À la mi-XVIe siècle, Troyes compte environ 30 000 habitants. Un tribunal de commerce ouvre en 1564, pour régler les litiges entre les marchands venus de Flandres, Lyon, d’Allemagne, de Genève. Papeteries, draperies et toileries prospèrent. Cette richesse développe aussi le goût du luxe, via le commerce de la soie et l’orfèvrerie.

Trente années de troubles

Cette période faste s’achève avec les Guerres de religion, qui vont dévaster la région. Dans les années 1520-1530, de riches marchands et artisans se convertissent au protestantisme. Les ultras catholiques du clan des Guise ont la mainmise sur la Champagne et provoquent l’exode de nombreux marchands et artistes. À la fin du XVIe siècle, Troyes ne compte plus que 20 000 habitants.

Bonneterie : l'Aube, capitale de la maille

L’histoire de la bonneterie est intimement liée à celle du département de l’Aube. S‘appuyant sur une longue tradition de tisserands, de filateurs et de teinturiers, l’Aube a su faire preuve d’innovation technologique tout au long du XIXe siècle, au point d'être consacrée "capitale de la maille".

Dès le Moyen Âge et au temps des foires de Champagne, Troyes et l’Aube constituent une plaque tournante du commerce des étoffes, au carrefour des Flandres et de l’Angleterre, des régions rhénanes, de l’Italie et de la Suisse.
La région auboise, ou domine l'agriculture et l'élevage de moutons, ne permet pas aux populations de vivre confortablement. La plupart des habitants sont tournés alors vers des activités de complément, principalement vers l’artisanat textile.

Au XVIIIe siècle, Troyes, ville de drapiers, subit une sévère crise du textile. Elle va alors se reconvertir dans la manufacture de bas. Les premiers métiers à tricoter apparaissent, d'abord à Arcis dans les années 1727-1730, puis à Troyes en 1746. En 1778, on compte 2 000 métiers à tricoter dans l’Aube. 

La Révolution, puis les guerres napoléoniennes étouffent ce premier développement, principalement par manque de matières premières. Après cette période difficile, de petits ateliers renaissent à Troyes, Arcis-sur-Aube et dans le pays d’Othe, pour produire bonnets, bas, chaussettes puis sous-vêtements et gants. En ce début du XIXe, on travaille encore avec des "métiers à bas", cadres de bois maniés à la main et au pied, inventés par l’Anglais Lee. Ces métiers ne permettent de produire que deux ou trois bas par jour, ce qui convient bien à une activité de complément.

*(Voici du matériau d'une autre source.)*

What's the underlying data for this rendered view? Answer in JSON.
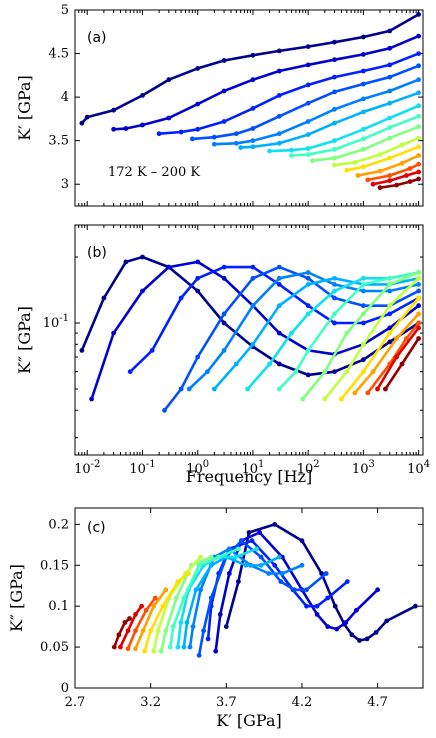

Le tournant des années 1830

Ce sont les années 1830 qui vont tout changer pour la bonneterie troyenne, à l’image de la création de la Halle de la bonneterie à Troyes en 1837. Les filatures Douine commencent à utiliser la vapeur pour mécaniser la production. Plusieurs ingénieurs troyens fabriquent de nouveaux métiers ou perfectionnent ceux existants. Joseph-Auguste Delarothière, un mécanicien, élabore un métier à chaîne, qui combine métier à tricoter et métier à tisser (1828). Ce nouveau métier à chaîne permet de réaliser des tricots indémaillables. L’horloger Joseph-Julien Jacquin développe en 1841 un métier circulaire, à partir des premiers essais britanniques. Ce métier permet d’accroître la productivité en montant la maille en « tube ».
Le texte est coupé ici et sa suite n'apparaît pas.